They can and sometimes do grow where darks do. The whites are more wide spread in my opinion though. I have stumbled onto them in many different and unlikely places. I do not always find them as loyal every year to a spot as the darks are, though some spots they most certainly are.

Aspens of about any kind, big tooth, quaking aspen, birch and not to mention elm and ash. Maple and some pines thrown in, check forest edges by or near grass and even in orchards or solitary furit trees. There is something they "like" about fruit trees, even pear or peach trees not just apple.
This is the best weather we could have for them right now, another little shot of rain would certainly help after this sun.
I'll be at it for the next 2 days, good luck all!


----------



## Happy Jack (Jan 21, 2003)

Found 13 yellows today up to 5 1/2 in. Some were buggy already. I've seen almost as many Garter snakes as shrooms.


----------



## Radar420 (Oct 7, 2004)

I found 9 large whites yesterday while walking in the rain and today I found 7 but 5 of them were already bad, all in Oakland County.
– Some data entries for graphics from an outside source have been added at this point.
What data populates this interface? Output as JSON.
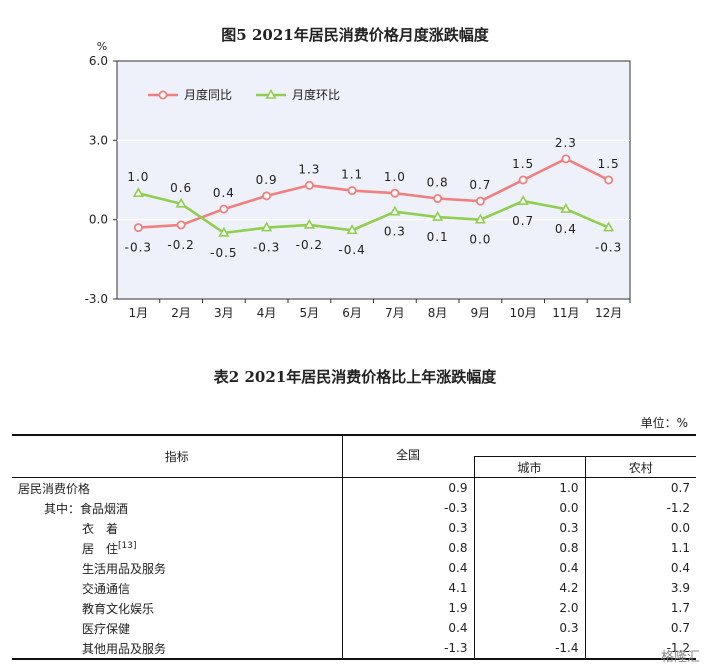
{
  "chart_data": {
    "type": "line",
    "title": "图5   2021年居民消费价格月度涨跌幅度",
    "ylabel": "%",
    "ylim": [
      -3.0,
      6.0
    ],
    "yticks": [
      "6.0",
      "3.0",
      "0.0",
      "-3.0"
    ],
    "categories": [
      "1月",
      "2月",
      "3月",
      "4月",
      "5月",
      "6月",
      "7月",
      "8月",
      "9月",
      "10月",
      "11月",
      "12月"
    ],
    "legend_position": "top-left",
    "series": [
      {
        "name": "月度同比",
        "color": "#f07f7f",
        "values": [
          -0.3,
          -0.2,
          0.4,
          0.9,
          1.3,
          1.1,
          1.0,
          0.8,
          0.7,
          1.5,
          2.3,
          1.5
        ],
        "labels": [
          "-0.3",
          "-0.2",
          "0.4",
          "0.9",
          "1.3",
          "1.1",
          "1.0",
          "0.8",
          "0.7",
          "1.5",
          "2.3",
          "1.5"
        ]
      },
      {
        "name": "月度环比",
        "color": "#8fcf4f",
        "values": [
          1.0,
          0.6,
          -0.5,
          -0.3,
          -0.2,
          -0.4,
          0.3,
          0.1,
          0.0,
          0.7,
          0.4,
          -0.3
        ],
        "labels": [
          "1.0",
          "0.6",
          "-0.5",
          "-0.3",
          "-0.2",
          "-0.4",
          "0.3",
          "0.1",
          "0.0",
          "0.7",
          "0.4",
          "-0.3"
        ]
      }
    ],
    "plot_bg": "#eef1f9"
  },
  "table": {
    "title": "表2   2021年居民消费价格比上年涨跌幅度",
    "unit": "单位：%",
    "headers": {
      "indicator": "指标",
      "national": "全国",
      "city": "城市",
      "rural": "农村"
    },
    "rows": [
      {
        "label": "居民消费价格",
        "sup": "",
        "national": "0.9",
        "city": "1.0",
        "rural": "0.7"
      },
      {
        "label": "其中：食品烟酒",
        "sup": "",
        "national": "-0.3",
        "city": "0.0",
        "rural": "-1.2"
      },
      {
        "label": "衣　着",
        "sup": "",
        "national": "0.3",
        "city": "0.3",
        "rural": "0.0"
      },
      {
        "label": "居　住",
        "sup": "[13]",
        "national": "0.8",
        "city": "0.8",
        "rural": "1.1"
      },
      {
        "label": "生活用品及服务",
        "sup": "",
        "national": "0.4",
        "city": "0.4",
        "rural": "0.4"
      },
      {
        "label": "交通通信",
        "sup": "",
        "national": "4.1",
        "city": "4.2",
        "rural": "3.9"
      },
      {
        "label": "教育文化娱乐",
        "sup": "",
        "national": "1.9",
        "city": "2.0",
        "rural": "1.7"
      },
      {
        "label": "医疗保健",
        "sup": "",
        "national": "0.4",
        "city": "0.3",
        "rural": "0.7"
      },
      {
        "label": "其他用品及服务",
        "sup": "",
        "national": "-1.3",
        "city": "-1.4",
        "rural": "-1.2"
      }
    ]
  },
  "watermark": "格隆汇"
}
Not too happy about finding so many bad ones today. I'm hoping my secret spot out near Ann Arbor is still going to be good by this weekend when I have an opportunity to get out there.


----------



## fbuckner (Apr 7, 2006)

I have plenty of hunting land I have permission to tramp all over if anyone would like to teach me the ins and outs of finding the shrooms


----------



## twohats (Oct 1, 2004)

Went after work today to a very local park. Managed to bring home a handfull of yellows and some wild assparagus. It made for a nice evening snack. Plan on hitting some spots this weekend that gave up quit a few last year. I hope


----------



## twohats (Oct 1, 2004)

Finaly they are coming up. Found 40 this evening, half greys and half yellows. A few of the yellows were pop can size.


----------



## bigair (Apr 16, 2004)

Got some more today. Get out there, before there gone.


----------